The Israeli peace group Gush Shalom noted that every time someone suggests giving up land for peace, Sharon stages "a major bloody provocation which precipitates an equally bloody retribution from the Palestinian side, which brings about a new cycle of revenge upon revenge until the peace initiative is drowned in blood and forgotten."

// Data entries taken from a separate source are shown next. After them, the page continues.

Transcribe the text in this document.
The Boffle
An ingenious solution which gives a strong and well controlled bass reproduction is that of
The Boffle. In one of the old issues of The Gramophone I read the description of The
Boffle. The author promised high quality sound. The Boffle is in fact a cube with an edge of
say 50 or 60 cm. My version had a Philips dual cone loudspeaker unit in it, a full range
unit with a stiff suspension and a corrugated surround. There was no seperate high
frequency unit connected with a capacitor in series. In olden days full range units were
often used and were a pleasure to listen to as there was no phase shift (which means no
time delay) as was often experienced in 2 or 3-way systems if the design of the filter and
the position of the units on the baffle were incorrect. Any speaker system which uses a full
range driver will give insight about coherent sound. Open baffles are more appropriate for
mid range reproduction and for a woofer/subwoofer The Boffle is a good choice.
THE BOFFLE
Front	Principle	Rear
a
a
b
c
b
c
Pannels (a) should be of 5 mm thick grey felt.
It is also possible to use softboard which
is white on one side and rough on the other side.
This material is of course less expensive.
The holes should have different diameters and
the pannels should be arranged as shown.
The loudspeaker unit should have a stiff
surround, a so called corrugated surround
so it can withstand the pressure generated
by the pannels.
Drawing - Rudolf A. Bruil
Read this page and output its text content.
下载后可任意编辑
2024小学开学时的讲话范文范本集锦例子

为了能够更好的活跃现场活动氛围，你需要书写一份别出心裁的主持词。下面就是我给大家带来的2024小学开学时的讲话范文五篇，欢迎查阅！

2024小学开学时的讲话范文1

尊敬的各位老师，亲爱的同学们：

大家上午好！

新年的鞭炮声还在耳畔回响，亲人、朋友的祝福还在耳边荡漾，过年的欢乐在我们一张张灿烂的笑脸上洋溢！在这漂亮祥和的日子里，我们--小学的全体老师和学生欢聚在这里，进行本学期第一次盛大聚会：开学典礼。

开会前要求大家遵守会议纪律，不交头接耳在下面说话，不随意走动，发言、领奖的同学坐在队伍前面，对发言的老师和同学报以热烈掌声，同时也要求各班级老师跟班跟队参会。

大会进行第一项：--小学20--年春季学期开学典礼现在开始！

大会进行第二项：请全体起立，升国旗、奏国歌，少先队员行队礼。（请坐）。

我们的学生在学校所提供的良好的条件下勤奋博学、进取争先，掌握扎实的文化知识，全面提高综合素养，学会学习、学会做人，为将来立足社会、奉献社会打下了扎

The Saudi plan offers Israel peace with the entire Arab world in return for a complete Israeli withdrawal from the occupied territories. President Bush and other Western leaders have welcomed it, but Israeli government officials have expressed reservations and Sharon himself has always opposed a total pullout. Already one right-wing party in his coalition has threatened to quit his government if Sharon changes his mind.

As a general and a politician, Sharon has spent much of his life championing Jewish settlements as a means of furthering the borders of Greater Israel. However, his popularity is sinking and public opinion polls suggest that many of his constituents would settle for a Lesser Israel if it brought them peace with the Arabs.

Sharon has publicly announced his intention to crush all Palestinian resistance before he will even talk peace. But a growing segment of the Israeli public believes that if victory means continued occupation, it will also mean continued terrorism.